Under a shareholder rights agreement (the “Shareholder Rights Agreement“) effective as of July 15, 2011 between the Company and ZGML, ZGML is entitled to appoint the majority of the directors (so long as it holds at least 50% of the issued and outstanding common shares of the Company). Such number of directors as is equal to its percentage shareholding in the Company (if it holds less than 50% of the issued and outstanding common shares of the Company). In addition, the Shareholder Rights Agreement provides ZGML with pre-emptive rights with respect to certain potential future issuances of certain securities by the Company, until such time as ZGML and its respective affiliates exercise control or direction over less than 19.9% of the issued and outstanding common shares of the Company on an undiluted basis.
Deutsche Bank AG, London Branch (the “Bank“), acting as Agent provided US$30 million in debt financing, with the proceeds dedicated to completion of the Luz del Cobre Copper Project, including the settlements with creditors. The Loan accrues interest at 10% without payment for the first nine months, then amortizes over a 48 month period. US$5 million is held in a Performance Reserve Account, with US$3 million to be released when the copper production reaches 1500 tonnes over three consecutive months, approximately 80% of design capacity of the copper recovery plant. The remaining US$2 million will be held until two months prior to the end of the amortization period.
The Company entered into a Copper Collar Swap Transaction with the Bank for 190 tonnes per month for 48 months (approximately 30% of projected production) whereby if the average price of copper for the month is below US$4500 per tonne, the Bank will pay the Company the difference, and if the price exceeds US$9525 per tonne the Company will pay the Bank the excess over US$9525 for the 190 tonnes per month. The Company also entered into a Copper Call Option Agreement whereby the Bank will have a call on 150 tonnes per month for 48 months at a price of US$10,100 per tonne.
Security arrangements have been put in place with respect to the new debt financing, including a new first lien on the mining concessions and the fixed assets in Mexico and a pledge of the shares of Minerales Libertad, S.A. de C.V. (“ML“), the Company’s wholly owned subsidiary in Mexico. ML proposes to put the Luz del Cobre Copper Project into production as early as the first quarter of 2012. Staffing of the Project is in process, with senior positions being filled in August; the planning of the remaining development and construction work is well advanced.

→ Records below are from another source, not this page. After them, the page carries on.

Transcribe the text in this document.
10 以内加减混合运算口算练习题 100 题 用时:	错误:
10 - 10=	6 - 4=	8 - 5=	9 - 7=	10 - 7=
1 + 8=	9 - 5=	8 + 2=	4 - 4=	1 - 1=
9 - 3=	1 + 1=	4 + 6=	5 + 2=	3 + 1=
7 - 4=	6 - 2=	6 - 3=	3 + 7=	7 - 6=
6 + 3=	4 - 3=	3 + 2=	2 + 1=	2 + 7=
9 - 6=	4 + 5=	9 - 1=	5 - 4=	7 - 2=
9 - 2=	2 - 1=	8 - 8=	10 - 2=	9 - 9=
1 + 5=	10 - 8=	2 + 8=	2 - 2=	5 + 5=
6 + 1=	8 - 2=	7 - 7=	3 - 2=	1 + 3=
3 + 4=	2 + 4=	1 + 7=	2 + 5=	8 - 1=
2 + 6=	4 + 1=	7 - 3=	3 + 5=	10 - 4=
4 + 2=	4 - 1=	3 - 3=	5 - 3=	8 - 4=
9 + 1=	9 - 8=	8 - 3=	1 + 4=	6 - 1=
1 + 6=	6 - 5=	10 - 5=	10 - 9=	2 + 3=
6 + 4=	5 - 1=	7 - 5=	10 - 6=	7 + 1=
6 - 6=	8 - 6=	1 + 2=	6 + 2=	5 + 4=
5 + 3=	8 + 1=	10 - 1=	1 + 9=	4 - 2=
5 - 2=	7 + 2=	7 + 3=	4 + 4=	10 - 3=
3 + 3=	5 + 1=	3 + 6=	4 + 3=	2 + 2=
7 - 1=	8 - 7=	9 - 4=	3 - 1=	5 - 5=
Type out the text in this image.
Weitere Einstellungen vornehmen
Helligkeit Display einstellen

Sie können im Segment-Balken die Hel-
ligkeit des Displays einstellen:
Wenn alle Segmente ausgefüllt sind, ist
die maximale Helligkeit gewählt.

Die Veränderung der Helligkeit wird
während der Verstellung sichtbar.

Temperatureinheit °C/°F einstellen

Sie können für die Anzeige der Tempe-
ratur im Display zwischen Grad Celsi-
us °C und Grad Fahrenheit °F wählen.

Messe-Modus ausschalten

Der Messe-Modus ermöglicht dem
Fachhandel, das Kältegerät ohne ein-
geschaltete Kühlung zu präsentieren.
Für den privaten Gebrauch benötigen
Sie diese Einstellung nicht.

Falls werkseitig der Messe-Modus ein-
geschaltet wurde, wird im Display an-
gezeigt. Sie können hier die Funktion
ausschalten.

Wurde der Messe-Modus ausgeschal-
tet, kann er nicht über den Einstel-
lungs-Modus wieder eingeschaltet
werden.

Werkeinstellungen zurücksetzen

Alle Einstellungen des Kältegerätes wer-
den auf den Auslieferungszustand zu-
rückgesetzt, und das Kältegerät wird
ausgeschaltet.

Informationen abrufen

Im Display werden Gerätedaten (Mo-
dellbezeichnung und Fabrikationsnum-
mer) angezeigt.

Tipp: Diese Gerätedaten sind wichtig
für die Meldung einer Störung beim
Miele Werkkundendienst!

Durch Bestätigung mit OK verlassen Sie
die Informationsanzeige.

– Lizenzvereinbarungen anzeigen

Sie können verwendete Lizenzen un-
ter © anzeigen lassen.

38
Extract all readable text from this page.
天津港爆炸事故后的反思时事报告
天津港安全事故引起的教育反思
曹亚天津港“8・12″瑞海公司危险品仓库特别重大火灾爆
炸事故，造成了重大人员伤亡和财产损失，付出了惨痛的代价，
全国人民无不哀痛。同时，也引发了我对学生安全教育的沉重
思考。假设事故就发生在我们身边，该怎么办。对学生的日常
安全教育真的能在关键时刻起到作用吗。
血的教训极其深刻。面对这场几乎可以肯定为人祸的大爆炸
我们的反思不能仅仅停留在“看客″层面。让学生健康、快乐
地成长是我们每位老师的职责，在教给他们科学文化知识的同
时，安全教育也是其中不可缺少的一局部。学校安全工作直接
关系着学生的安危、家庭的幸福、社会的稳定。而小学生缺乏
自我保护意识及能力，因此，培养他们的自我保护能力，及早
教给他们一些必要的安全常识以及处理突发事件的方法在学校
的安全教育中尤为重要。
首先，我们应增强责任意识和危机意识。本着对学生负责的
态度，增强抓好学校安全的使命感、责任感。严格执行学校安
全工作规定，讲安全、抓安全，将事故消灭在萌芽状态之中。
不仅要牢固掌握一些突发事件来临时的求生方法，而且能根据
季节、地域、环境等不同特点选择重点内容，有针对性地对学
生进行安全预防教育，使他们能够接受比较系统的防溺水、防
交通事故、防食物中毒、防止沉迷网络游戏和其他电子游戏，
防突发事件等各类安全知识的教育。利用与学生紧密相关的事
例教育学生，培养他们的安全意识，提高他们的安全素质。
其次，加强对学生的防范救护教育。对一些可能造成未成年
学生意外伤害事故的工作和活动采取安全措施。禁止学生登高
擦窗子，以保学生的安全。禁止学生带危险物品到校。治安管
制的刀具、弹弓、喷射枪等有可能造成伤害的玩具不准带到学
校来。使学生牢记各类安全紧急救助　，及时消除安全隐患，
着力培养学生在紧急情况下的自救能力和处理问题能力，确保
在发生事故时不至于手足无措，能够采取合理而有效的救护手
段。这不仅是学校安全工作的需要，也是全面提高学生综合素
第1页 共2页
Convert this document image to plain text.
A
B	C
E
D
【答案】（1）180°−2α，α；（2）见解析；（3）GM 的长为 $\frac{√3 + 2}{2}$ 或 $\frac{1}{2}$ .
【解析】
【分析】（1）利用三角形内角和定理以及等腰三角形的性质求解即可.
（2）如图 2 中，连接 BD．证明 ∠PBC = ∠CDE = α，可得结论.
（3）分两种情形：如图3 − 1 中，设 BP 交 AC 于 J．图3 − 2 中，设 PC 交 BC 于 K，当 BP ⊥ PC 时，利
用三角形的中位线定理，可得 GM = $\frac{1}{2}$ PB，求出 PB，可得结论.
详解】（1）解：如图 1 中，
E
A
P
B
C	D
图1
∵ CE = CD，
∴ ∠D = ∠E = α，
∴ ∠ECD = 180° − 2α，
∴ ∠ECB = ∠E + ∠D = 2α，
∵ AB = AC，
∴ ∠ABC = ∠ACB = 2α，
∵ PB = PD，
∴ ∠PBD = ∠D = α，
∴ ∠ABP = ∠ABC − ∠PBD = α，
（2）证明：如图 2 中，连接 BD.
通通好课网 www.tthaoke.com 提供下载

Final Approval of the listing of the Company as a Tier 1 Mining Issuer on the TSX Venture Exchange is subject to the satisfaction of certain conditions stipulated by the Exchange. A Filing Statement which discloses Material Facts related to the Company, including the effect of the current Financing on the Company’s Balance Sheet on a Pro Forma basis, as well as the Loan Agreement with the Bank will be filed on SEDAR today.
The 652,320,285 common shares of the Company currently outstanding are subject to a trading halt and will remain halted pending the listing approval by the TSX Venture Exchange.
Zaruma Resources Inc. is a pre-production stage company listed on the TSX-V NEX Board (symbol ZMR.H) and the Frankfurt Stock Exchange (symbol: ZMR).
Neither TSX Venture Exchange nor its Regulation Services Provider (as that term is defined in the policies of the TSX Venture Exchange) accepts responsibility for the adequacy or accuracy of this release.